In Beverly Hills on Tuesday, as CNN election returns from the Indiana primary played on a TV, Goldie Hawn leaned on furniture sandwiched between by a svelte Dr. Drew Pinsky and the snuggly Bruce Vilanch. (Vilanch’s punny t-shirt of the night: “Pug Life,” with a dog’s face.)
“Being a kid from West Philly that grew up listening to hip-hop music, reading the back of albums and liner notes — that was our art,” said honoree Troy Carter, Lady Gaga‘s former manager-turned-prolific angel investor. He is also an occasional “Shark Tank” shark.

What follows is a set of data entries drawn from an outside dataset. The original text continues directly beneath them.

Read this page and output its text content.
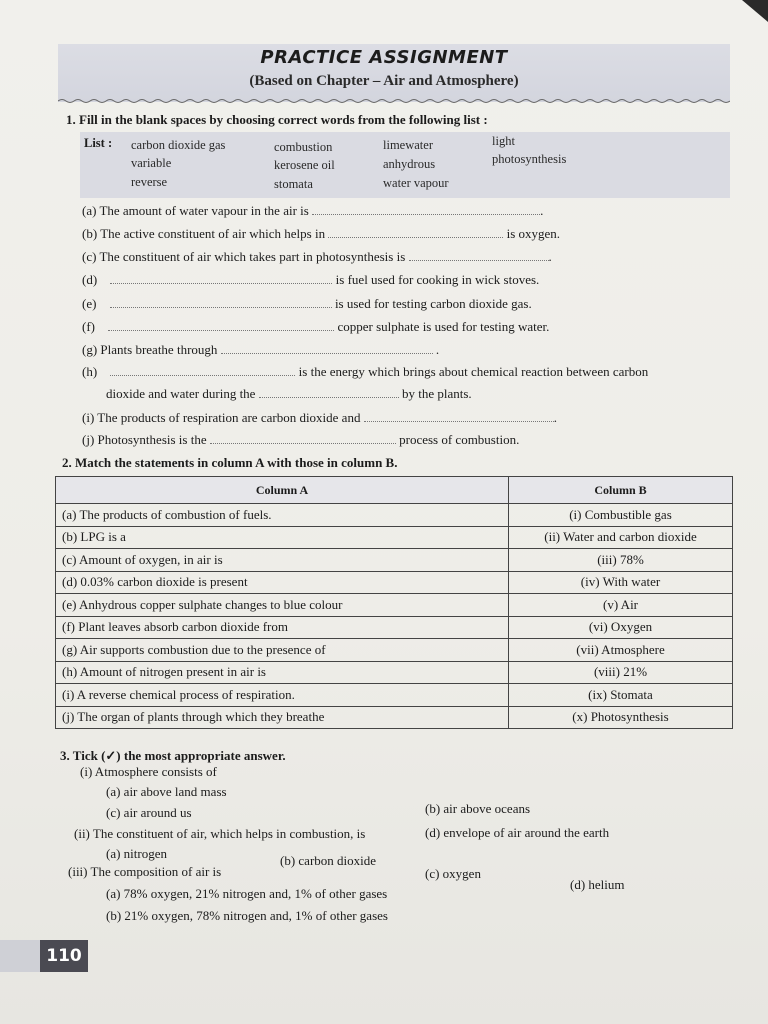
PRACTICE ASSIGNMENT
(Based on Chapter – Air and Atmosphere)
1. Fill in the blank spaces by choosing correct words from the following list :
List : carbon dioxide gas
variable
reverse
combustion
kerosene oil
stomata
limewater
anhydrous
water vapour
light
photosynthesis
(a) The amount of water vapour in the air is	.
(b) The active constituent of air which helps in	is oxygen.
(c) The constituent of air which takes part in photosynthesis is	.
(d)	is fuel used for cooking in wick stoves.
(e)	is used for testing carbon dioxide gas.
(f)	copper sulphate is used for testing water.
(g) Plants breathe through	.
(h)	is the energy which brings about chemical reaction between carbon
dioxide and water during the	by the plants.
(i) The products of respiration are carbon dioxide and	.
(j) Photosynthesis is the	process of combustion.
2. Match the statements in column A with those in column B.
Column A	Column B
(a) The products of combustion of fuels.	(i) Combustible gas
(b) LPG is a	(ii) Water and carbon dioxide
(c) Amount of oxygen, in air is	(iii) 78%
(d) 0.03% carbon dioxide is present	(iv) With water
(e) Anhydrous copper sulphate changes to blue colour	(v) Air
(f) Plant leaves absorb carbon dioxide from	(vi) Oxygen
(g) Air supports combustion due to the presence of	(vii) Atmosphere
(h) Amount of nitrogen present in air is	(viii) 21%
(i) A reverse chemical process of respiration.	(ix) Stomata
(j) The organ of plants through which they breathe	(x) Photosynthesis
3. Tick (✓) the most appropriate answer.
(i) Atmosphere consists of
(a) air above land mass
(c) air around us	(b) air above oceans
(d) envelope of air around the earth
(ii) The constituent of air, which helps in combustion, is
(a) nitrogen	(b) carbon dioxide
(c) oxygen
(d) helium
(iii) The composition of air is
(a) 78% oxygen, 21% nitrogen and, 1% of other gases
(b) 21% oxygen, 78% nitrogen and, 1% of other gases
110
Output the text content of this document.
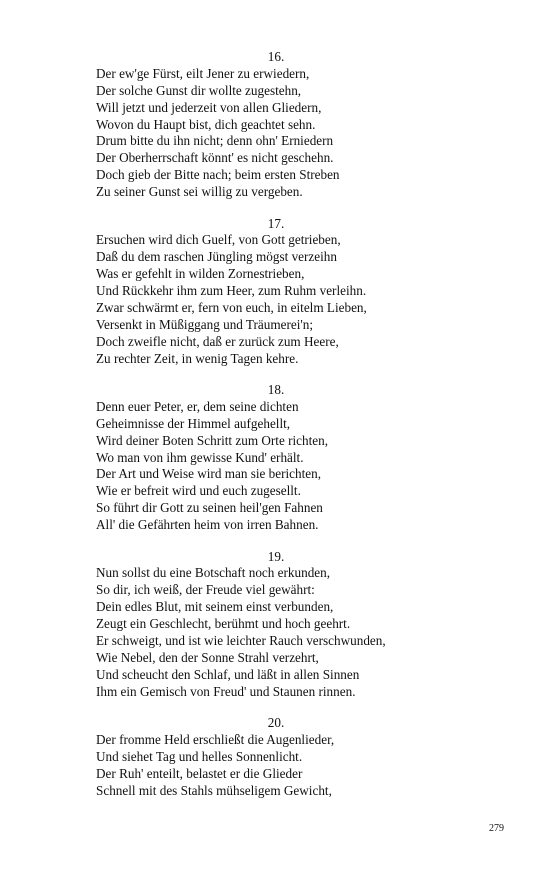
16.
Der ew'ge Fürst, eilt Jener zu erwiedern,
Der solche Gunst dir wollte zugestehn,
Will jetzt und jederzeit von allen Gliedern,
Wovon du Haupt bist, dich geachtet sehn.
Drum bitte du ihn nicht; denn ohn' Erniedern
Der Oberherrschaft könnt' es nicht geschehn.
Doch gieb der Bitte nach; beim ersten Streben
Zu seiner Gunst sei willig zu vergeben.
17.
Ersuchen wird dich Guelf, von Gott getrieben,
Daß du dem raschen Jüngling mögst verzeihn
Was er gefehlt in wilden Zornestrieben,
Und Rückkehr ihm zum Heer, zum Ruhm verleihn.
Zwar schwärmt er, fern von euch, in eitelm Lieben,
Versenkt in Müßiggang und Träumerei'n;
Doch zweifle nicht, daß er zurück zum Heere,
Zu rechter Zeit, in wenig Tagen kehre.
18.
Denn euer Peter, er, dem seine dichten
Geheimnisse der Himmel aufgehellt,
Wird deiner Boten Schritt zum Orte richten,
Wo man von ihm gewisse Kund' erhält.
Der Art und Weise wird man sie berichten,
Wie er befreit wird und euch zugesellt.
So führt dir Gott zu seinen heil'gen Fahnen
All' die Gefährten heim von irren Bahnen.
19.
Nun sollst du eine Botschaft noch erkunden,
So dir, ich weiß, der Freude viel gewährt:
Dein edles Blut, mit seinem einst verbunden,
Zeugt ein Geschlecht, berühmt und hoch geehrt.
Er schweigt, und ist wie leichter Rauch verschwunden,
Wie Nebel, den der Sonne Strahl verzehrt,
Und scheucht den Schlaf, und läßt in allen Sinnen
Ihm ein Gemisch von Freud' und Staunen rinnen.
20.
Der fromme Held erschließt die Augenlieder,
Und siehet Tag und helles Sonnenlicht.
Der Ruh' enteilt, belastet er die Glieder
Schnell mit des Stahls mühseligem Gewicht,
279
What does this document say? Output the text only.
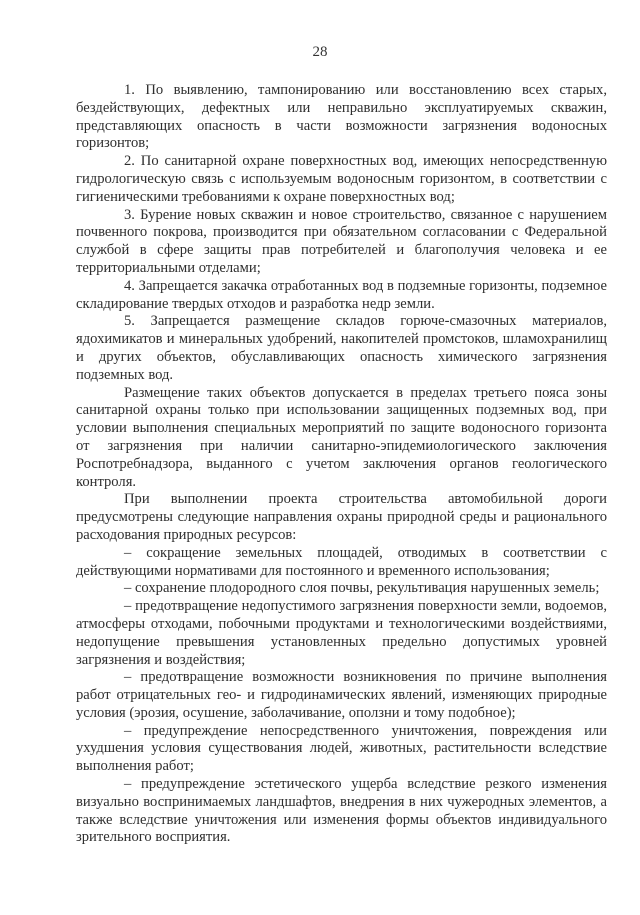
28

1. По выявлению, тампонированию или восстановлению всех старых, бездействующих, дефектных или неправильно эксплуатируемых скважин, представляющих опасность в части возможности загрязнения водоносных горизонтов;

2. По санитарной охране поверхностных вод, имеющих непосредственную гидрологическую связь с используемым водоносным горизонтом, в соответствии с гигиеническими требованиями к охране поверхностных вод;

3. Бурение новых скважин и новое строительство, связанное с нарушением почвенного покрова, производится при обязательном согласовании с Федеральной службой в сфере защиты прав потребителей и благополучия человека и ее территориальными отделами;

4. Запрещается закачка отработанных вод в подземные горизонты, подземное складирование твердых отходов и разработка недр земли.

5. Запрещается размещение складов горюче-смазочных материалов, ядохимикатов и минеральных удобрений, накопителей промстоков, шламохранилищ и других объектов, обуславливающих опасность химического загрязнения подземных вод.

Размещение таких объектов допускается в пределах третьего пояса зоны санитарной охраны только при использовании защищенных подземных вод, при условии выполнения специальных мероприятий по защите водоносного горизонта от загрязнения при наличии санитарно-эпидемиологического заключения Роспотребнадзора, выданного с учетом заключения органов геологического контроля.

При выполнении проекта строительства автомобильной дороги предусмотрены следующие направления охраны природной среды и рационального расходования природных ресурсов:

– сокращение земельных площадей, отводимых в соответствии с действующими нормативами для постоянного и временного использования;

– сохранение плодородного слоя почвы, рекультивация нарушенных земель;

– предотвращение недопустимого загрязнения поверхности земли, водоемов, атмосферы отходами, побочными продуктами и технологическими воздействиями, недопущение превышения установленных предельно допустимых уровней загрязнения и воздействия;

– предотвращение возможности возникновения по причине выполнения работ отрицательных гео- и гидродинамических явлений, изменяющих природные условия (эрозия, осушение, заболачивание, оползни и тому подобное);

– предупреждение непосредственного уничтожения, повреждения или ухудшения условия существования людей, животных, растительности вследствие выполнения работ;

– предупреждение эстетического ущерба вследствие резкого изменения визуально воспринимаемых ландшафтов, внедрения в них чужеродных элементов, а также вследствие уничтожения или изменения формы объектов индивидуального зрительного восприятия.
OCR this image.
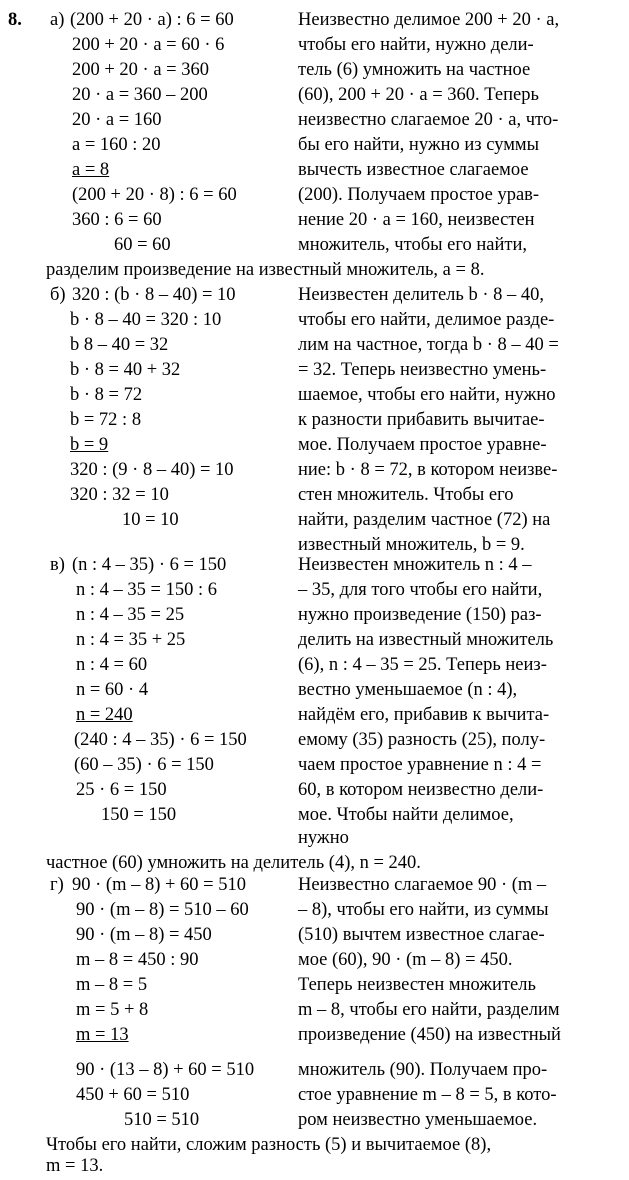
8. а) (200 + 20 · a) : 6 = 60
200 + 20 · a = 60 · 6
200 + 20 · a = 360
20 · a = 360 – 200
20 · a = 160
a = 160 : 20
a = 8
(200 + 20 · 8) : 6 = 60
360 : 6 = 60
60 = 60
Неизвестно делимое 200 + 20 · a,
чтобы его найти, нужно дели-
тель (6) умножить на частное
(60), 200 + 20 · a = 360. Теперь
неизвестно слагаемое 20 · a, что-
бы его найти, нужно из суммы
вычесть известное слагаемое
(200). Получаем простое урав-
нение 20 · a = 160, неизвестен
множитель, чтобы его найти,
разделим произведение на известный множитель, a = 8.
б) 320 : (b · 8 – 40) = 10
b · 8 – 40 = 320 : 10
b 8 – 40 = 32
b · 8 = 40 + 32
b · 8 = 72
b = 72 : 8
b = 9
320 : (9 · 8 – 40) = 10
320 : 32 = 10
10 = 10
Неизвестен делитель b · 8 – 40,
чтобы его найти, делимое разде-
лим на частное, тогда b · 8 – 40 =
= 32. Теперь неизвестно умень-
шаемое, чтобы его найти, нужно
к разности прибавить вычитае-
мое. Получаем простое уравне-
ние: b · 8 = 72, в котором неизве-
стен множитель. Чтобы его
найти, разделим частное (72) на
известный множитель, b = 9.
в) (n : 4 – 35) · 6 = 150
n : 4 – 35 = 150 : 6
n : 4 – 35 = 25
n : 4 = 35 + 25
n : 4 = 60
n = 60 · 4
n = 240
(240 : 4 – 35) · 6 = 150
(60 – 35) · 6 = 150
25 · 6 = 150
150 = 150
Неизвестен множитель n : 4 –
– 35, для того чтобы его найти,
нужно произведение (150) раз-
делить на известный множитель
(6), n : 4 – 35 = 25. Теперь неиз-
вестно уменьшаемое (n : 4),
найдём его, прибавив к вычита-
емому (35) разность (25), полу-
чаем простое уравнение n : 4 =
60, в котором неизвестно дели-
мое. Чтобы найти делимое,
нужно
частное (60) умножить на делитель (4), n = 240.
г) 90 · (m – 8) + 60 = 510
90 · (m – 8) = 510 – 60
90 · (m – 8) = 450
m – 8 = 450 : 90
m – 8 = 5
m = 5 + 8
m = 13
90 · (13 – 8) + 60 = 510
450 + 60 = 510
510 = 510
Неизвестно слагаемое 90 · (m –
– 8), чтобы его найти, из суммы
(510) вычтем известное слагае-
мое (60), 90 · (m – 8) = 450.
Теперь неизвестен множитель
m – 8, чтобы его найти, разделим
произведение (450) на известный
множитель (90). Получаем про-
стое уравнение m – 8 = 5, в кото-
ром неизвестно уменьшаемое.
Чтобы его найти, сложим разность (5) и вычитаемое (8),
m = 13.
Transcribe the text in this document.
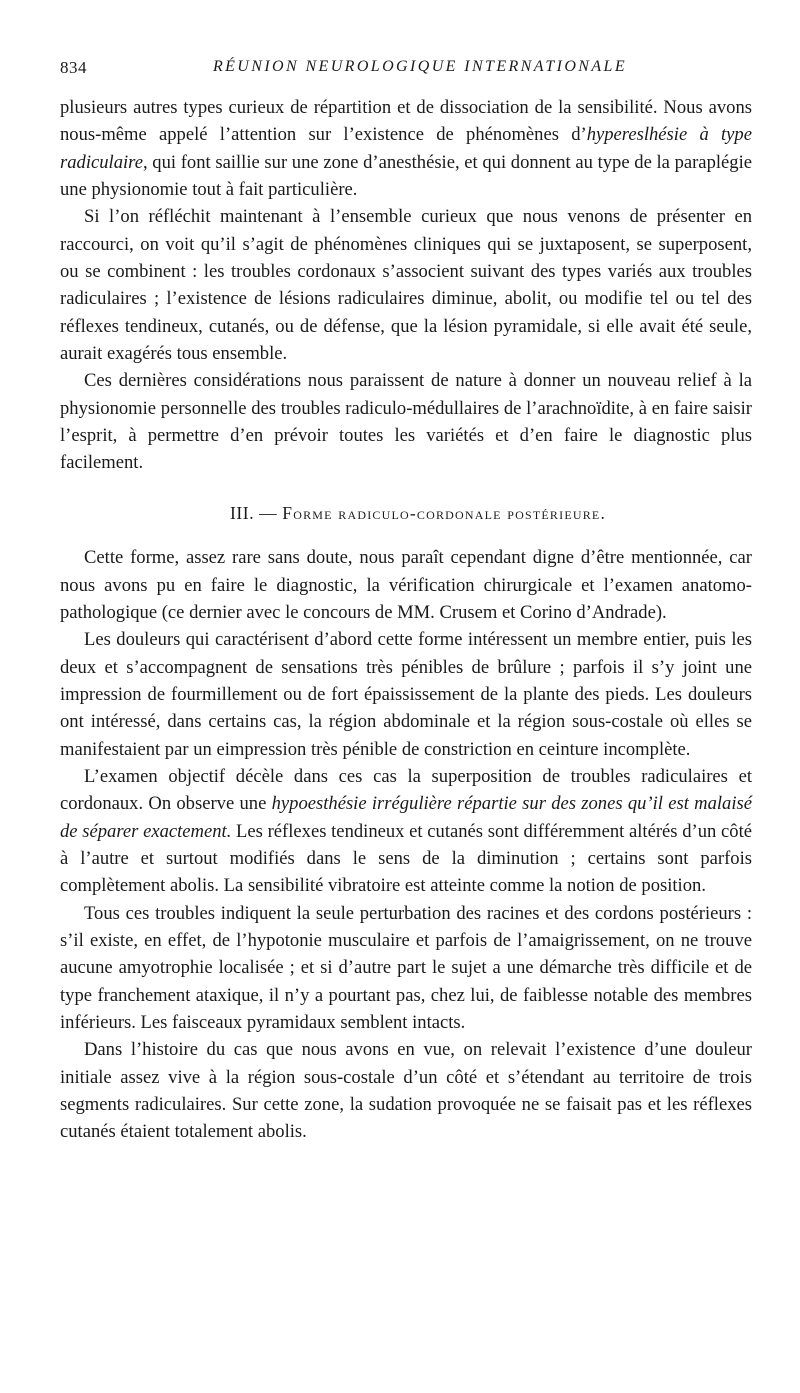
834	RÉUNION NEUROLOGIQUE INTERNATIONALE

plusieurs autres types curieux de répartition et de dissociation de la sensibilité. Nous avons nous-même appelé l’attention sur l’existence de phénomènes d’hypereslhésie à type radiculaire, qui font saillie sur une zone d’anesthésie, et qui donnent au type de la paraplégie une physionomie tout à fait particulière.

Si l’on réfléchit maintenant à l’ensemble curieux que nous venons de présenter en raccourci, on voit qu’il s’agit de phénomènes cliniques qui se juxtaposent, se superposent, ou se combinent : les troubles cordonaux s’associent suivant des types variés aux troubles radiculaires ; l’existence de lésions radiculaires diminue, abolit, ou modifie tel ou tel des réflexes tendineux, cutanés, ou de défense, que la lésion pyramidale, si elle avait été seule, aurait exagérés tous ensemble.

Ces dernières considérations nous paraissent de nature à donner un nouveau relief à la physionomie personnelle des troubles radiculo-médullaires de l’arachnoïdite, à en faire saisir l’esprit, à permettre d’en prévoir toutes les variétés et d’en faire le diagnostic plus facilement.

III. — Forme radiculo-cordonale postérieure.

Cette forme, assez rare sans doute, nous paraît cependant digne d’être mentionnée, car nous avons pu en faire le diagnostic, la vérification chirurgicale et l’examen anatomo-pathologique (ce dernier avec le concours de MM. Crusem et Corino d’Andrade).

Les douleurs qui caractérisent d’abord cette forme intéressent un membre entier, puis les deux et s’accompagnent de sensations très pénibles de brûlure ; parfois il s’y joint une impression de fourmillement ou de fort épaississement de la plante des pieds. Les douleurs ont intéressé, dans certains cas, la région abdominale et la région sous-costale où elles se manifestaient par un eimpression très pénible de constriction en ceinture incomplète.

L’examen objectif décèle dans ces cas la superposition de troubles radiculaires et cordonaux. On observe une hypoesthésie irrégulière répartie sur des zones qu’il est malaisé de séparer exactement. Les réflexes tendineux et cutanés sont différemment altérés d’un côté à l’autre et surtout modifiés dans le sens de la diminution ; certains sont parfois complètement abolis. La sensibilité vibratoire est atteinte comme la notion de position.

Tous ces troubles indiquent la seule perturbation des racines et des cordons postérieurs : s’il existe, en effet, de l’hypotonie musculaire et parfois de l’amaigrissement, on ne trouve aucune amyotrophie localisée ; et si d’autre part le sujet a une démarche très difficile et de type franchement ataxique, il n’y a pourtant pas, chez lui, de faiblesse notable des membres inférieurs. Les faisceaux pyramidaux semblent intacts.

Dans l’histoire du cas que nous avons en vue, on relevait l’existence d’une douleur initiale assez vive à la région sous-costale d’un côté et s’étendant au territoire de trois segments radiculaires. Sur cette zone, la sudation provoquée ne se faisait pas et les réflexes cutanés étaient totalement abolis.
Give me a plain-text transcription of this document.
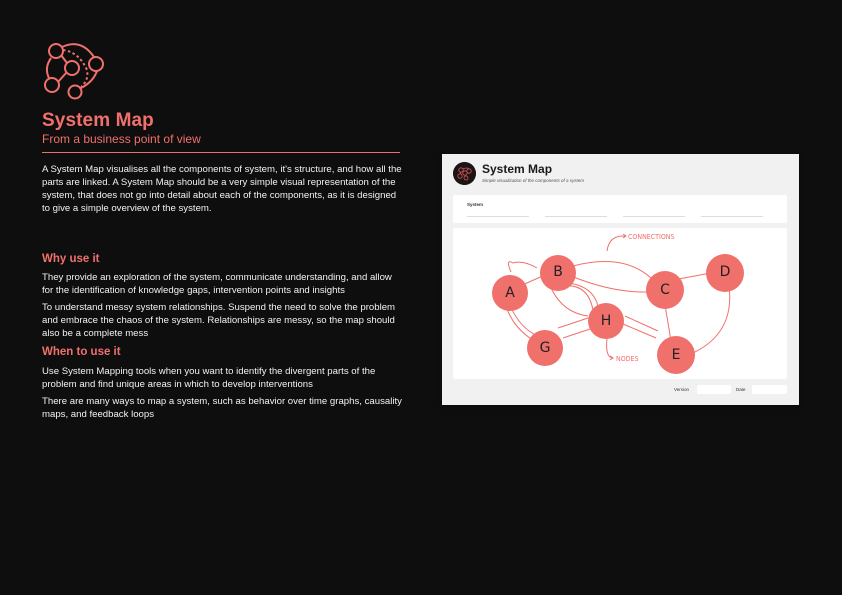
System Map

From a business point of view

A System Map visualises all the components of system, it's structure, and how all the parts are linked. A System Map should be a very simple visual representation of the system, that does not go into detail about each of the components, as it is designed to give a simple overview of the system.

Why use it

They provide an exploration of the system, communicate understanding, and allow for the identification of knowledge gaps, intervention points and insights

To understand messy system relationships. Suspend the need to solve the problem and embrace the chaos of the system. Relationships are messy, so the map should also be a complete mess

When to use it

Use System Mapping tools when you want to identify the divergent parts of the problem and find unique areas in which to develop interventions

There are many ways to map a system, such as behavior over time graphs, causality maps, and feedback loops

System Map
Simple visualization of the components of a system
System
A
B
C
D
E
G
H
CONNECTIONS
NODES
Version	Date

“We didn’t have exposure to a lot of art. I remember as a kid that burgundy and grey ‘Def Jam’ label,” he said. “I didn’t have to rap like L.L. [Cool J], but it made me aspire to see that I could own a label one day.”
Hawn and Simmons had come from the Milken Institute conference at the Beverly Hilton, where disappearing arts from school curriculums had also been a theme. Simmons’ introduction at his house brought her to tears as she took the stage.
Following Simmons’ heartfelt introduction, Hawn took the stage and delicately wiped tears from her eyes with the backs of her fingers. “That really got me,” she said, standing in front of Simmons’ trophies and commendation letters from the White House.
“Kids should be [brought to] an awareness that they can celebrate their dream,” Hawn said. “Put it on paper, put it in a song, put it in poetry, get quiet, dream, open up your mind, open up your brain, balance out your left/right brain, and now listen to what you never thought you could hear. This is the gift that you are going to give them,” she reminded those who could offer the foundation their celebrity, their dollars or both.
“I’m very moved tonight,” she admitted.
Simmons’ introduction had highlighted Hawn’s unheralded advocacy on youth arts, work that is less recognized than her upcoming film role as Amy Schumer‘s mom.
Visual artists (Shepherd Fairey, Paul Gerben), musical artists (DJ Cassidy, Prince’s ex-wife Mayte Garcia), and those at the intersection of art and commerce (Michael Ovitz) spread out across the house, noshing in the style of host Simmons — totally vegan.
Guests casually sat on the back of couches, ate standing up in the kitchen or sipped wine under the platinum “Raising Hell” records on the wall of the hip-hop pioneer.
“We’re just trying to test the waters right?” Simmons said of the laid-back, intimate gathering sponsored by Merrill Lynch.